O que eu vi que aconteceu muito lá fora é que as pessoas realmente estavam abraçando a causa e ainda abraçam até hoje. A gente ainda vê matérias sobre pessoas se mobilizando lá fora. Aqui no Brasil as coisas são muito efêmeras, as pessoas morrem em um dia, fala-se no outro, e depois, não. As grandes mídias também não reportam. Eu não vi, você viu reportar? Falta toda uma junção de aliança e da gente dar as mãos mesmo contra o racismo, contra a transfobia. É muito difícil acabar com tudo isso sem muita luta.




Você é um dos grandes alvos de fake news de grupos de direita na internet. Na sua opinião, por que incomoda tanto esse grupo?

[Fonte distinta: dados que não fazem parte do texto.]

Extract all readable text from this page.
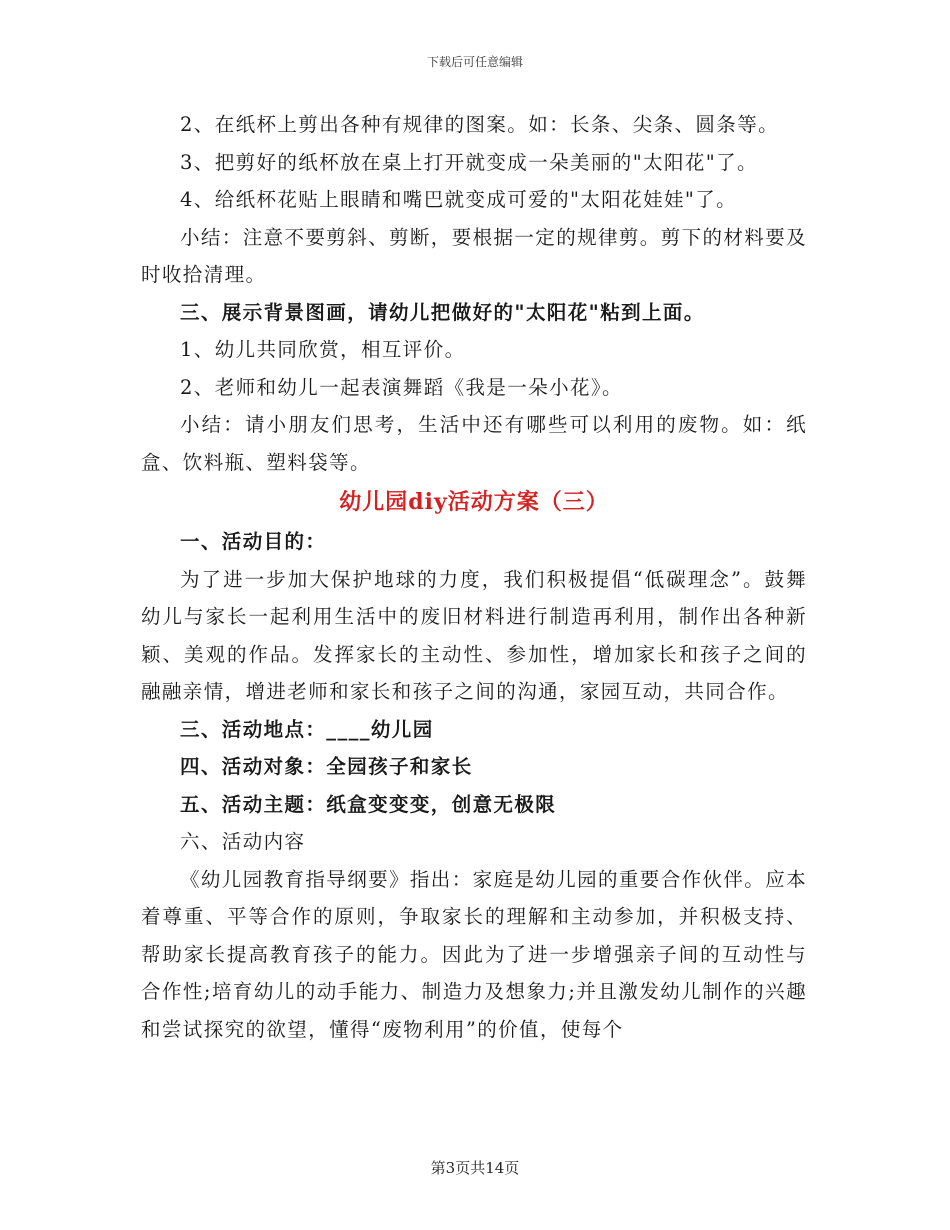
下载后可任意编辑

2、在纸杯上剪出各种有规律的图案。如：长条、尖条、圆条等。

3、把剪好的纸杯放在桌上打开就变成一朵美丽的"太阳花"了。

4、给纸杯花贴上眼睛和嘴巴就变成可爱的"太阳花娃娃"了。

小结：注意不要剪斜、剪断，要根据一定的规律剪。剪下的材料要及时收拾清理。

三、展示背景图画，请幼儿把做好的"太阳花"粘到上面。

1、幼儿共同欣赏，相互评价。

2、老师和幼儿一起表演舞蹈《我是一朵小花》。

小结：请小朋友们思考，生活中还有哪些可以利用的废物。如：纸盒、饮料瓶、塑料袋等。

幼儿园diy活动方案（三）

一、活动目的：

为了进一步加大保护地球的力度，我们积极提倡“低碳理念”。鼓舞幼儿与家长一起利用生活中的废旧材料进行制造再利用，制作出各种新颖、美观的作品。发挥家长的主动性、参加性，增加家长和孩子之间的融融亲情，增进老师和家长和孩子之间的沟通，家园互动，共同合作。

三、活动地点：____幼儿园

四、活动对象：全园孩子和家长

五、活动主题：纸盒变变变，创意无极限

六、活动内容

《幼儿园教育指导纲要》指出：家庭是幼儿园的重要合作伙伴。应本着尊重、平等合作的原则，争取家长的理解和主动参加，并积极支持、帮助家长提高教育孩子的能力。因此为了进一步增强亲子间的互动性与合作性;培育幼儿的动手能力、制造力及想象力;并且激发幼儿制作的兴趣和尝试探究的欲望，懂得“废物利用”的价值，使每个

第3页共14页
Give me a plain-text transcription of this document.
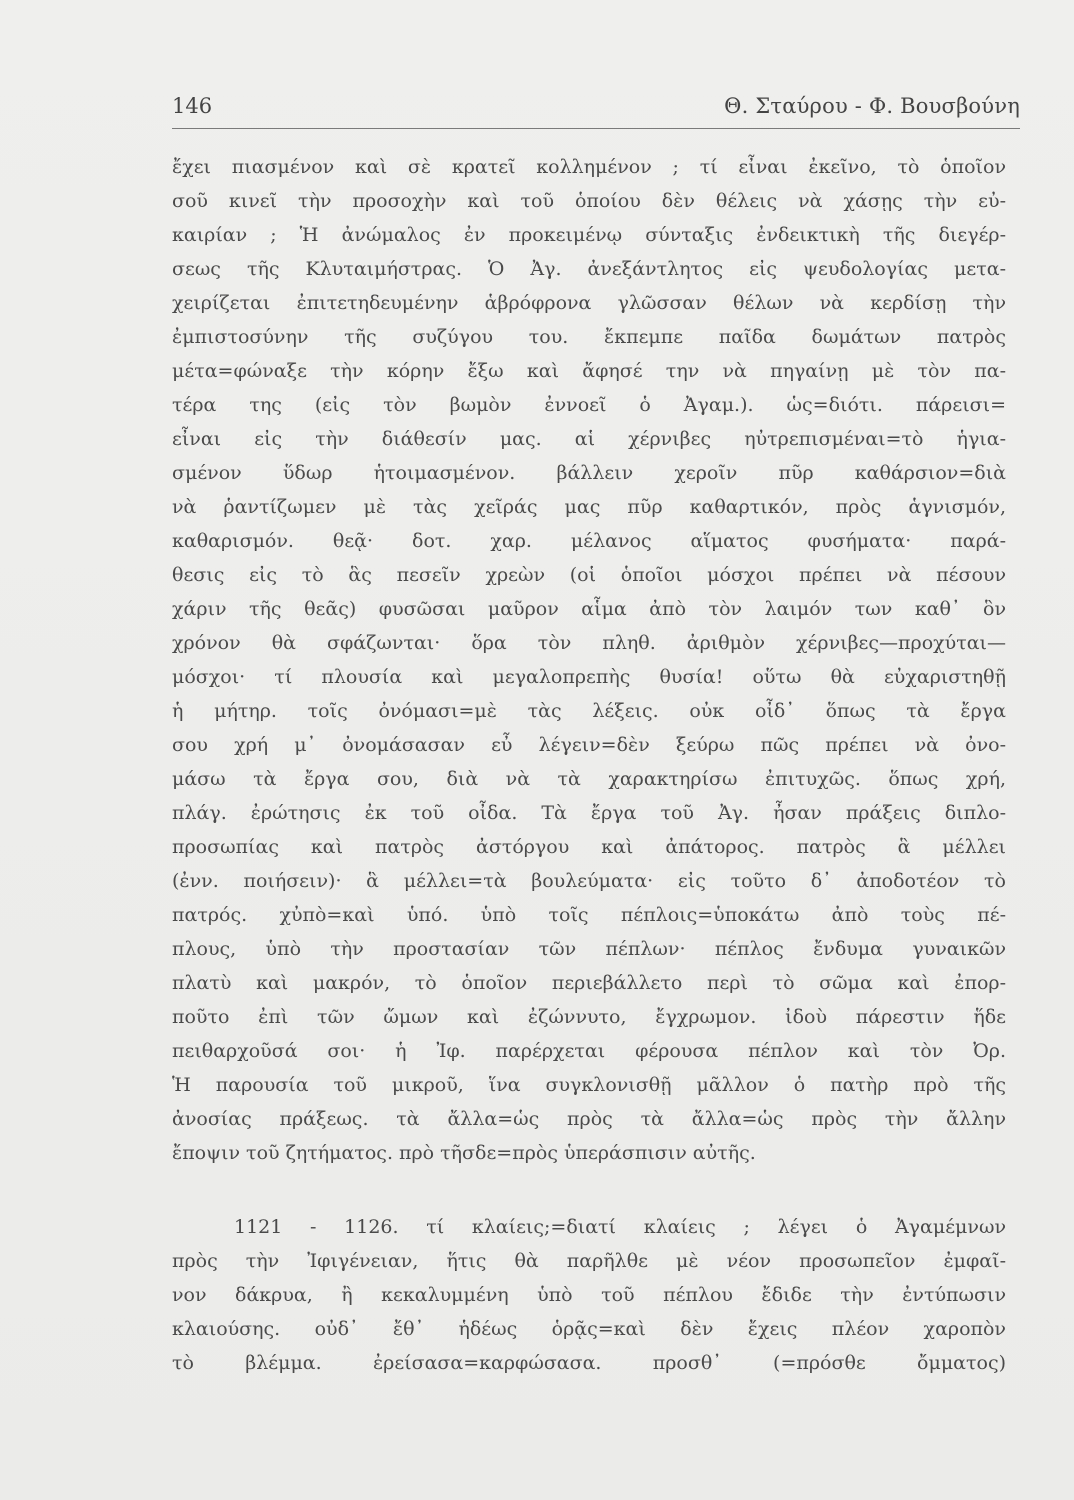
146	Θ. Σταύρου - Φ. Βουσβούνη
ἔχει πιασμένον καὶ σὲ κρατεῖ κολλημένον ; τί εἶναι ἐκεῖνο, τὸ ὁποῖον
σοῦ κινεῖ τὴν προσοχὴν καὶ τοῦ ὁποίου δὲν θέλεις νὰ χάσῃς τὴν εὐ-
καιρίαν ; Ἡ ἀνώμαλος ἐν προκειμένῳ σύνταξις ἐνδεικτικὴ τῆς διεγέρ-
σεως τῆς Κλυταιμήστρας. Ὁ Ἀγ. ἀνεξάντλητος εἰς ψευδολογίας μετα-
χειρίζεται ἐπιτετηδευμένην ἁβρόφρονα γλῶσσαν θέλων νὰ κερδίσῃ τὴν
ἐμπιστοσύνην τῆς συζύγου του. ἔκπεμπε παῖδα δωμάτων πατρὸς
μέτα=φώναξε τὴν κόρην ἔξω καὶ ἄφησέ την νὰ πηγαίνῃ μὲ τὸν πα-
τέρα της (εἰς τὸν βωμὸν ἐννοεῖ ὁ Ἀγαμ.). ὡς=διότι. πάρεισι=
εἶναι εἰς τὴν διάθεσίν μας. αἱ χέρνιβες ηὐτρεπισμέναι=τὸ ἡγια-
σμένον ὕδωρ ἡτοιμασμένον. βάλλειν χεροῖν πῦρ καθάρσιον=διὰ
νὰ ῥαντίζωμεν μὲ τὰς χεῖράς μας πῦρ καθαρτικόν, πρὸς ἁγνισμόν,
καθαρισμόν. θεᾷ· δοτ. χαρ. μέλανος αἵματος φυσήματα· παρά-
θεσις εἰς τὸ ἃς πεσεῖν χρεὼν (οἱ ὁποῖοι μόσχοι πρέπει νὰ πέσουν
χάριν τῆς θεᾶς) φυσῶσαι μαῦρον αἷμα ἀπὸ τὸν λαιμόν των καθ᾽ ὃν
χρόνον θὰ σφάζωνται· ὅρα τὸν πληθ. ἀριθμὸν χέρνιβες—προχύται—
μόσχοι· τί πλουσία καὶ μεγαλοπρεπὴς θυσία! οὕτω θὰ εὐχαριστηθῇ
ἡ μήτηρ. τοῖς ὀνόμασι=μὲ τὰς λέξεις. οὐκ οἶδ᾽ ὅπως τὰ ἔργα
σου χρή μ᾽ ὀνομάσασαν εὖ λέγειν=δὲν ξεύρω πῶς πρέπει νὰ ὀνο-
μάσω τὰ ἔργα σου, διὰ νὰ τὰ χαρακτηρίσω ἐπιτυχῶς. ὅπως χρή,
πλάγ. ἐρώτησις ἐκ τοῦ οἶδα. Τὰ ἔργα τοῦ Ἀγ. ἦσαν πράξεις διπλο-
προσωπίας καὶ πατρὸς ἀστόργου καὶ ἀπάτορος. πατρὸς ἃ μέλλει
(ἐνν. ποιήσειν)· ἃ μέλλει=τὰ βουλεύματα· εἰς τοῦτο δ᾽ ἀποδοτέον τὸ
πατρός. χὐπὸ=καὶ ὑπό. ὑπὸ τοῖς πέπλοις=ὑποκάτω ἀπὸ τοὺς πέ-
πλους, ὑπὸ τὴν προστασίαν τῶν πέπλων· πέπλος ἔνδυμα γυναικῶν
πλατὺ καὶ μακρόν, τὸ ὁποῖον περιεβάλλετο περὶ τὸ σῶμα καὶ ἐπορ-
ποῦτο ἐπὶ τῶν ὤμων καὶ ἐζώννυτο, ἔγχρωμον. ἰδοὺ πάρεστιν ἥδε
πειθαρχοῦσά σοι· ἡ Ἰφ. παρέρχεται φέρουσα πέπλον καὶ τὸν Ὀρ.
Ἡ παρουσία τοῦ μικροῦ, ἵνα συγκλονισθῇ μᾶλλον ὁ πατὴρ πρὸ τῆς
ἀνοσίας πράξεως. τὰ ἄλλα=ὡς πρὸς τὰ ἄλλα=ὡς πρὸς τὴν ἄλλην
ἔποψιν τοῦ ζητήματος. πρὸ τῆσδε=πρὸς ὑπεράσπισιν αὐτῆς.
1121 - 1126. τί κλαίεις;=διατί κλαίεις ; λέγει ὁ Ἀγαμέμνων
πρὸς τὴν Ἰφιγένειαν, ἥτις θὰ παρῆλθε μὲ νέον προσωπεῖον ἐμφαῖ-
νον δάκρυα, ἢ κεκαλυμμένη ὑπὸ τοῦ πέπλου ἔδιδε τὴν ἐντύπωσιν
κλαιούσης. οὐδ᾽ ἔθ᾽ ἡδέως ὁρᾷς=καὶ δὲν ἔχεις πλέον χαροπὸν
τὸ βλέμμα. ἐρείσασα=καρφώσασα. προσθ᾽ (=πρόσθε ὄμματος)
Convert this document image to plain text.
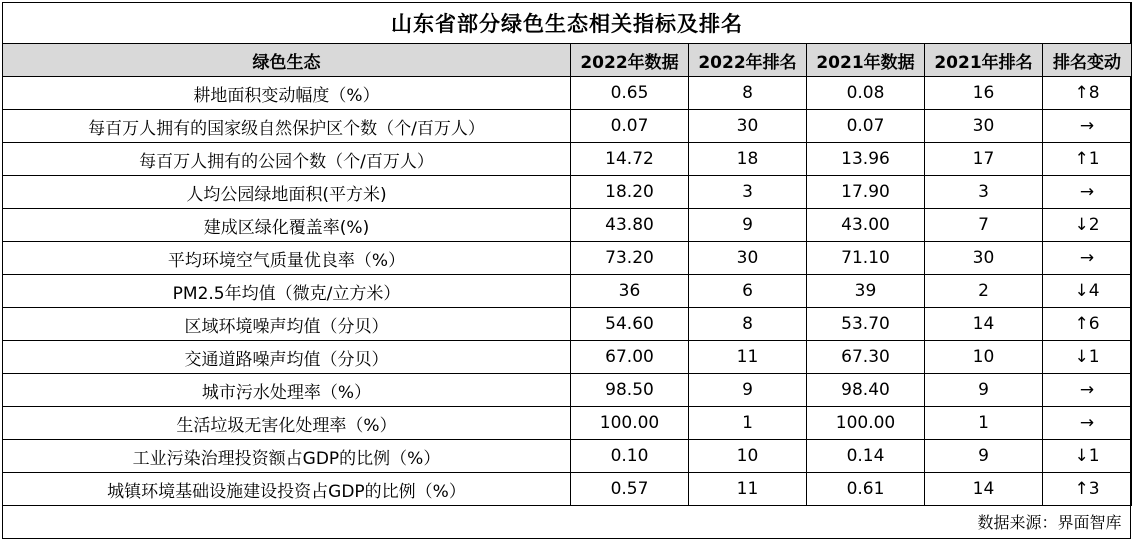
山东省部分绿色生态相关指标及排名					
绿色生态	2022年数据	2022年排名	2021年数据	2021年排名	排名变动
耕地面积变动幅度（%）	0.65	8	0.08	16	↑8
每百万人拥有的国家级自然保护区个数（个/百万人）	0.07	30	0.07	30	→
每百万人拥有的公园个数（个/百万人）	14.72	18	13.96	17	↑1
人均公园绿地面积(平方米)	18.20	3	17.90	3	→
建成区绿化覆盖率(%)	43.80	9	43.00	7	↓2
平均环境空气质量优良率（%）	73.20	30	71.10	30	→
PM2.5年均值（微克/立方米）	36	6	39	2	↓4
区域环境噪声均值（分贝）	54.60	8	53.70	14	↑6
交通道路噪声均值（分贝）	67.00	11	67.30	10	↓1
城市污水处理率（%）	98.50	9	98.40	9	→
生活垃圾无害化处理率（%）	100.00	1	100.00	1	→
工业污染治理投资额占GDP的比例（%）	0.10	10	0.14	9	↓1
城镇环境基础设施建设投资占GDP的比例（%）	0.57	11	0.61	14	↑3
数据来源：界面智库					
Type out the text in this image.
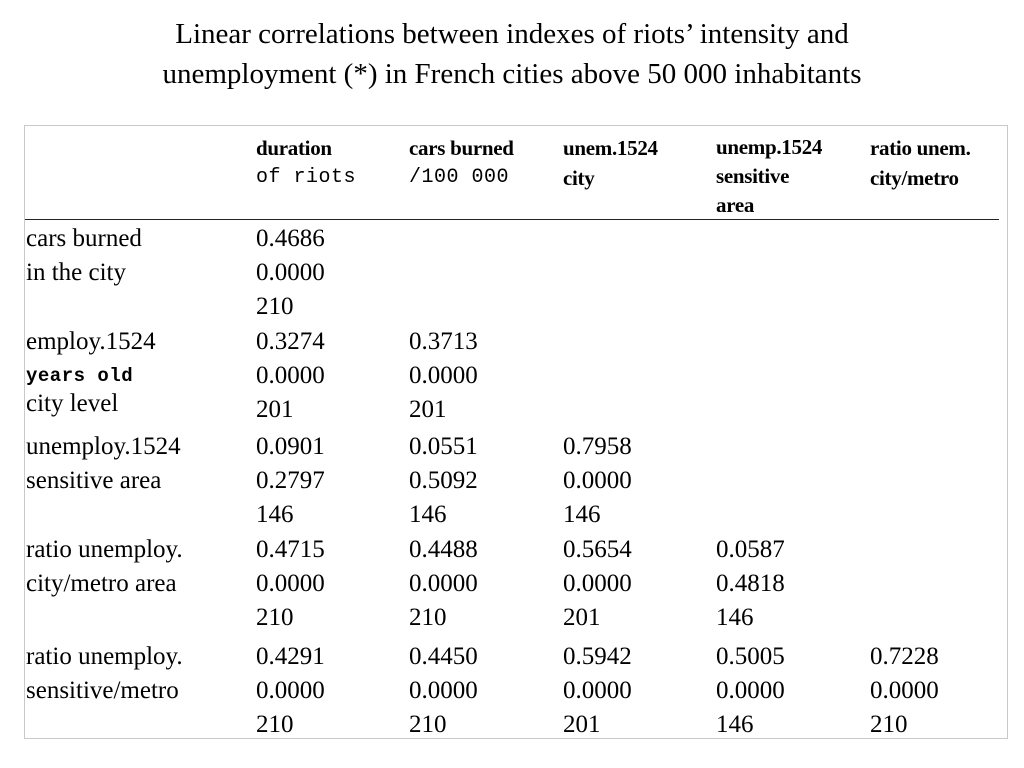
Linear correlations between indexes of riots’ intensity and
unemployment (*) in French cities above 50 000 inhabitants
duration
of riots
cars burned
/100 000
unem.1524
city
unemp.1524
sensitive
area
ratio unem.
city/metro
cars burned
in the city
0.4686
0.0000
210
employ.1524
years old
city level
0.3274
0.0000
201
0.3713
0.0000
201
unemploy.1524
sensitive area
0.0901
0.2797
146
0.0551
0.5092
146
0.7958
0.0000
146
ratio unemploy.
city/metro area
0.4715
0.0000
210
0.4488
0.0000
210
0.5654
0.0000
201
0.0587
0.4818
146
ratio unemploy.
sensitive/metro
0.4291
0.0000
210
0.4450
0.0000
210
0.5942
0.0000
201
0.5005
0.0000
146
0.7228
0.0000
210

Quando a pessoa é muito conservadora e ela acredita nessa postura, meu amor, ela não pode ver ninguém com autenticidade, conseguindo fazer sucesso, sendo diferente, levantando questionamentos na sociedade… A pessoa simplesmente não quer ver, não aceita. É a mesma coisa que falar pra mim que não existe transfobia no Brasil, que é o País que mais mata as pessoas da comunidade. Para eles isso não existe porque não é da vivência deles, e quando eles veem uma pessoa que levanta esse tipo de questionamento, atacam porque não se alinha com o que eles querem, é óbvio.

Seu sucesso incomoda?

Sim! Para muita gente pessoas assim como eu, gays, não podem fazer sucesso. Drag queens fazendo sucesso? Nunca. Jamais. Entendeu? Eu acho que isso é o ponto que mais incomoda a eles. Mas eu costumo falar que sou igual massa de pão, quanto mais batem, mais eu cresço. Então, podem continuar batendo.

O que acha da tão falada cultura do cancelamento? Tem medo de passar por isso?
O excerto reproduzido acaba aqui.